I flew back to London yesterday from Bratislava (cheap non-stop flights from there, compared to Vienna) and I woke up to see that Vice-President Pence has announced a fairly significant policy change:
Space situational awareness data is currently provided by the Defense Department through organizations like the Joint Space Operations Center. The new policy, Pence said, would free up the military “to focus on protecting and defending our national security assets in space” by giving those responsibilities to the Commerce Department.
“This new policy directs the Department of Commerce to provide a basic level of space situational awareness for public and private use, based on the space catalog compiled by the Department of Defense,” Pence said.
The policy will also support partnerships between the government and private organizations for sharing space situational awareness data, technical guidelines and safety standards. “That will help minimize debris and avoid satellite collisions during launch and while in orbit,” he said.
This would not be the first time that Commerce has taken over a potential regulatory role once considered for the FAA. At the National Space Council’s February meeting, the council approved several recommendations, including those that would give Commerce responsibility for licensing “non-traditional” space applications, something the FAA had long been advocating to handle.
There are some interesting implications to this. A little over a third of a century ago, there was a bureaucratic battle over which federal agency would do launch licensing. In a meeting with Ronald Reagan, Transportation secretary Elizabeth Dole made a better case for her department than Malcolm Baldrige, then Secretary of Commerce, did for his, and the DoT got the job, which was later codified in the Commercial Space Launch Act, with the Office of Commercial Space Transportation reporting to the department secretary (first head of it was Courtney Stadd).

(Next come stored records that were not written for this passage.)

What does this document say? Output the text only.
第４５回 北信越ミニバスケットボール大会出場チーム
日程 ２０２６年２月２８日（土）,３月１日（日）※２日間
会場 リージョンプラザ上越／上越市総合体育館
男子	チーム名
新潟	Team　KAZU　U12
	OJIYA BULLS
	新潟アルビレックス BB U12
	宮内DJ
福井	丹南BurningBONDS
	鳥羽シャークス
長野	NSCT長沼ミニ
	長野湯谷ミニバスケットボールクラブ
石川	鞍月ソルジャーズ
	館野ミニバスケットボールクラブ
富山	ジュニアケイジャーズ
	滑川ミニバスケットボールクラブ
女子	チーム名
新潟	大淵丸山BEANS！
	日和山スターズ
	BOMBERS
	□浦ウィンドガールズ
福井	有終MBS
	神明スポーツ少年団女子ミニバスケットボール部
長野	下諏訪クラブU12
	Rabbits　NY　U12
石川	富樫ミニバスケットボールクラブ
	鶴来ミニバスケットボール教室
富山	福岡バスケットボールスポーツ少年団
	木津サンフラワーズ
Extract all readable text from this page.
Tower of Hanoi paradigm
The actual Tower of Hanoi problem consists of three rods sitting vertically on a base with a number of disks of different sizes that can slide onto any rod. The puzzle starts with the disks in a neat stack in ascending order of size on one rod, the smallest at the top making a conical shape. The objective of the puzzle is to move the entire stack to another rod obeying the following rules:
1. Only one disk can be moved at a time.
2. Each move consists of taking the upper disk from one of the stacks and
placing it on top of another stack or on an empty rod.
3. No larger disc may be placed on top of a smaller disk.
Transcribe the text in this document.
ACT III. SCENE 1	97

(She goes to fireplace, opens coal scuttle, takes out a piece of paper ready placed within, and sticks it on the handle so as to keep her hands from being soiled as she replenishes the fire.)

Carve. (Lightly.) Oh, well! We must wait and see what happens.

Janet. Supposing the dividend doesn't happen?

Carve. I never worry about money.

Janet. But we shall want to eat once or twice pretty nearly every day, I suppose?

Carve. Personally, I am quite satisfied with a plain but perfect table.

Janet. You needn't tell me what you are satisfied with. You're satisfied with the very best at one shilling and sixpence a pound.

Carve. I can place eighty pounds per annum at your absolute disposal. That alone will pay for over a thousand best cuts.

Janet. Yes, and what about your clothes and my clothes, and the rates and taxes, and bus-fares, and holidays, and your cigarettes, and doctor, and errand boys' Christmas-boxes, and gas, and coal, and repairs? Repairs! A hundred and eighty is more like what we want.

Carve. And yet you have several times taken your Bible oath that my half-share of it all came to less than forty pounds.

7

In the early 90s, under a “streamlining government initiative,” VP Al Gore demoted the office, putting it under the FAA, something that many (including me) criticized at the time, and for which we have been advocating reversal ever since (including a recommendation in my book). Now it would appear that not only the FAA, but the DoT itself, has lost a turf war (and I don’t mind).
But more interesting to me is the implication for an ultimate U.S. Space Guard. SAA was one of the primary drivers in advocating such an organization, as Jim Bennett described in The New Atlantis. The Coast Guard was at one time under the Department of Commerce, and the seed of this new organization could in fact grow into a more comprehensive one, perhaps with constabulary powers, and even over time uniforms and an academy.